The last point merits more consideration than it typically receives. One of the dirty secrets of floating offshore wind economics is tow-backs, which involve dragging a broken turbine to harbor for repairs. They are costly, slow, and cause the turbine to stop producing for long stretches of time. Eliminating that requirement from the operational model is not only practical, but it could mean the difference between a farm that is profitable and one that secretly loses money.
The project is currently undergoing testing and is supported by the EU’s LIGHTWIND initiative. By the end of 2025, laboratory assessments of rolling contact fatigue are anticipated, and by the middle of 2026, full mechanical system tests on a smaller scale will follow. The design’s durability beyond the whiteboard will be determined by the outcomes of those tests. The wheel-rail system’s interaction with actual ocean conditions at full commercial scale is still unknown, but the company seems willing to accept that uncertainty.

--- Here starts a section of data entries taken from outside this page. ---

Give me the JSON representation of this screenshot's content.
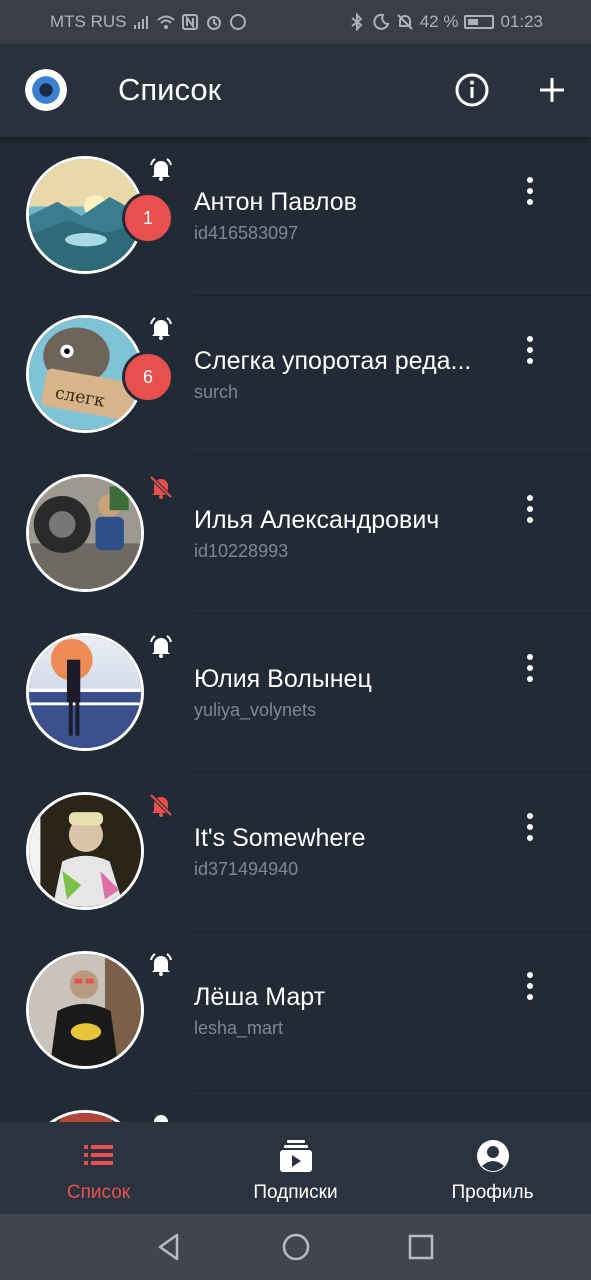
{
  "status_bar": {
    "carrier": "MTS RUS",
    "battery": "42 %",
    "time": "01:23"
  },
  "header": {
    "title": "Список",
    "icons": [
      "app-logo",
      "info-icon",
      "plus-icon"
    ]
  },
  "items": [
    {
      "title": "Антон Павлов",
      "subtitle": "id416583097",
      "badge": "1",
      "notifications": "on",
      "avatar": "mountains"
    },
    {
      "title": "Слегка упоротая реда...",
      "subtitle": "surch",
      "badge": "6",
      "notifications": "on",
      "avatar": "cartoon"
    },
    {
      "title": "Илья Александрович",
      "subtitle": "id10228993",
      "badge": "",
      "notifications": "off",
      "avatar": "child"
    },
    {
      "title": "Юлия Волынец",
      "subtitle": "yuliya_volynets",
      "badge": "",
      "notifications": "on",
      "avatar": "sunset"
    },
    {
      "title": "It's Somewhere",
      "subtitle": "id371494940",
      "badge": "",
      "notifications": "off",
      "avatar": "person"
    },
    {
      "title": "Лёша Март",
      "subtitle": "lesha_mart",
      "badge": "",
      "notifications": "on",
      "avatar": "street"
    }
  ],
  "bottom_nav": {
    "list_label": "Список",
    "subscriptions_label": "Подписки",
    "profile_label": "Профиль"
  },
  "colors": {
    "accent": "#e8504f",
    "background": "#222a35",
    "app_bar": "#29313d",
    "bottom_nav": "#2b3340"
  }
}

OptiGen intends to advance the design toward ratings of 22 MW and eventually 30 MW by 2027. The trajectory is ambitious. It’s still unclear if the technology will be able to scale that quickly, secure the funding it requires, and withstand the regulatory complexity of large-scale offshore development. Observing initiatives like this, however, gives one the impression that deep ocean wind is at last transitioning from theoretical possibility to something more tangible, and that those involved aren’t waiting for approval.